# Bit9 Parity



## Bit9ParityHater (Jun 19, 2013)

Attached graphic is completing stopping my workflow. I have tried reading everywhere but the program is pretty solid and I need a pro's help. I have tried changing file extensions, running as an admin, etc. Please help me disable, bypass, etc this pos roadblock. I can't open any .exe for any reason


----------



## valis (Sep 24, 2004)

what the heck is that? is that a company AV or something?


----------



## Bit9ParityHater (Jun 19, 2013)

It's a new whitelisting program by Bit9. It practically does not exist on Google. It is a new puzzle.


----------



## valis (Sep 24, 2004)

something seems odd here.........isn't that server side security and enpoint protection? why is this on a regular pc? 

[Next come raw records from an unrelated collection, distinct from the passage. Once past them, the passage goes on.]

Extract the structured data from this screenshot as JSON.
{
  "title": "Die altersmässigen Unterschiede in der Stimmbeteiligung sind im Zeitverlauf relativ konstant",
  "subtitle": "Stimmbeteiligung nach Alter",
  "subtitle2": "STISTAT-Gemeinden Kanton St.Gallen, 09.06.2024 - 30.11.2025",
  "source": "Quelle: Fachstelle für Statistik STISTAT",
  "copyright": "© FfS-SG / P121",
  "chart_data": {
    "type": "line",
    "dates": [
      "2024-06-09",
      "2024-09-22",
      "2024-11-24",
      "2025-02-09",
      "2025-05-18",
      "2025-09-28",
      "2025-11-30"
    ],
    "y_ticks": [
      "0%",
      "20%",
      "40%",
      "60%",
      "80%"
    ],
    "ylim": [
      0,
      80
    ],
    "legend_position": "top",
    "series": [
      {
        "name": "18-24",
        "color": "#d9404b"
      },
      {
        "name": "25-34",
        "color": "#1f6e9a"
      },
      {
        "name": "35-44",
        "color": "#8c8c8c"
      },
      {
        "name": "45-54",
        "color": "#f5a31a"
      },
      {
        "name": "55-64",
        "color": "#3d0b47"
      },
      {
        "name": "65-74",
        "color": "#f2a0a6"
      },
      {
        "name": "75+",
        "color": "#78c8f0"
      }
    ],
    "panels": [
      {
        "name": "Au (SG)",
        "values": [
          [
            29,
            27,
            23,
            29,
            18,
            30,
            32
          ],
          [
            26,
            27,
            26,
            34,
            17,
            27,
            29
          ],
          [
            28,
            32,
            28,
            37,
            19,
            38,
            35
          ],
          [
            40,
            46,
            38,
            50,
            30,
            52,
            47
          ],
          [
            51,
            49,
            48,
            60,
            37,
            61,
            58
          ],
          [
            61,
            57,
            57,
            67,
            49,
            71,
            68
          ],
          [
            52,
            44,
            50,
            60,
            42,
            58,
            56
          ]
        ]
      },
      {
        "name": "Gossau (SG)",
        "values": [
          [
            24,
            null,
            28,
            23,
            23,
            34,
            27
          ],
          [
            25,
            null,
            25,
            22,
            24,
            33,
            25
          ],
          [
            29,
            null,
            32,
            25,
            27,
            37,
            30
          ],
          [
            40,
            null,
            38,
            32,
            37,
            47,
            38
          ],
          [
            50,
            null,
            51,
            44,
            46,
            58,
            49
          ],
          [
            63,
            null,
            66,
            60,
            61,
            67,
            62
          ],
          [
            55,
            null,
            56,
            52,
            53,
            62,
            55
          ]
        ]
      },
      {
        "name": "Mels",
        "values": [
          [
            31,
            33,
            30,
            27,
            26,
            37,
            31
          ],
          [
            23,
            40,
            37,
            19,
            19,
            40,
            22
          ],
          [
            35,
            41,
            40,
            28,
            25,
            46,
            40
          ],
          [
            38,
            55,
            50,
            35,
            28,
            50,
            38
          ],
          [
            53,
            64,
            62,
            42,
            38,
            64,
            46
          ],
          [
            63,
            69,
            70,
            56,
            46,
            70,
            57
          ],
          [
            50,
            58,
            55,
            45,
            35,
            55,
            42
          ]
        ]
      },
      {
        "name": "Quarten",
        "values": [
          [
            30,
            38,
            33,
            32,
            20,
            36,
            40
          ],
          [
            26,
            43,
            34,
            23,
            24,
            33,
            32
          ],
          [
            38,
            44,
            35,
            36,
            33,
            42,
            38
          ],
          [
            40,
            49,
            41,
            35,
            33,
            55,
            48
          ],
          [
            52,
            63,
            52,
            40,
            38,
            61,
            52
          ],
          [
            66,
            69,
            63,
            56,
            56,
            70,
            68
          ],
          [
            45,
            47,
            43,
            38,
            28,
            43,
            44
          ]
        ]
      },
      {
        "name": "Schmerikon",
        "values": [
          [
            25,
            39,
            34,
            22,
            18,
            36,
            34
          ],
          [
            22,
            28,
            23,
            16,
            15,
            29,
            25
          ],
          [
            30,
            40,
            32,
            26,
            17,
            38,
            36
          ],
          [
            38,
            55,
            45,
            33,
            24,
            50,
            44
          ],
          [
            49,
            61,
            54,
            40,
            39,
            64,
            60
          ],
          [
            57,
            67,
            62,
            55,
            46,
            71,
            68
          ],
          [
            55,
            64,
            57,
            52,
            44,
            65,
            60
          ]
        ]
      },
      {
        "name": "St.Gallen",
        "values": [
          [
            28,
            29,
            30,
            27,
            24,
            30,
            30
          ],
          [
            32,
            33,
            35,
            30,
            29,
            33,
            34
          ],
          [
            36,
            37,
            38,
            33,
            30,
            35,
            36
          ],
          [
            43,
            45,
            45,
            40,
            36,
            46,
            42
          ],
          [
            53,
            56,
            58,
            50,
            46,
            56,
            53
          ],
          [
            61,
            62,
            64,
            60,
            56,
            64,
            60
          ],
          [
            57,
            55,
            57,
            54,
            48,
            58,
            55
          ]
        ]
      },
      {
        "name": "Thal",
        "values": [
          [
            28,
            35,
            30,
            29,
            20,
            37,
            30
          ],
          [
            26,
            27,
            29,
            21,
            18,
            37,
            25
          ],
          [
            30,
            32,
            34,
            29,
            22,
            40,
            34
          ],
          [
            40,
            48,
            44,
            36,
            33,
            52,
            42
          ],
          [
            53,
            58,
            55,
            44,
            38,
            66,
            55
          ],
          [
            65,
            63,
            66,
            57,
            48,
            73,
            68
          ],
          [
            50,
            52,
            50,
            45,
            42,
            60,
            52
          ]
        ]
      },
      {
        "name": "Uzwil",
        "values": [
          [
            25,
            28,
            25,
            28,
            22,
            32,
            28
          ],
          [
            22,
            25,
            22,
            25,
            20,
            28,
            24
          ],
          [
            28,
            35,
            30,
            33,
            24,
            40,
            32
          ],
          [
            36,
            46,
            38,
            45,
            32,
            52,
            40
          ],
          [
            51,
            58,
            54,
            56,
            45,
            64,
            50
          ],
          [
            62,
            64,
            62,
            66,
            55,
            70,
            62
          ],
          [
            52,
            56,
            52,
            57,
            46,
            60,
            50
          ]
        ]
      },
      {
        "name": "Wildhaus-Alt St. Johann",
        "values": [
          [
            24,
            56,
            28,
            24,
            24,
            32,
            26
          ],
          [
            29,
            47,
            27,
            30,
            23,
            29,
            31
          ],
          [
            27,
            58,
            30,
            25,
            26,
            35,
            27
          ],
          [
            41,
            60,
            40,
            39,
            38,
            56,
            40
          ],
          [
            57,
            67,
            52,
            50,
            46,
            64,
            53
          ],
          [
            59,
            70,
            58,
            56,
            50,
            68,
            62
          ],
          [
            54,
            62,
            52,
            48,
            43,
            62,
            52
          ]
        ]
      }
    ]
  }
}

Why not just uninstall it?


----------



## Bit9ParityHater (Jun 19, 2013)

When I try to alter it or uninstall it I get an ACCESS DENIED message.


----------



## dvk01 (Dec 14, 2002)

Bit 9 is a commercial filtering software that your IT department set up as a defence mechanism
If you are having problems with it, then contact IT. We won't help bypass legitimate company restrictions



> Circumventing Company/School/Parental or Other Restrictions - Because we are unable to verify the actual situation or intent, no assistance will be provided to those trying to circumvent Internet filters or similar restrictions and any such threads will be closed. Furthermore, we will not assist with violating the "Terms of Service" of any product, service or web site. Unfortunately, it is against Google's Terms of Service to download videos from YouTube. They have contacted us directly to request that we do not support with downloading videos from YouTube. Any posts with instructions or information about how to violate Terms of Service will be closed or removed.


----------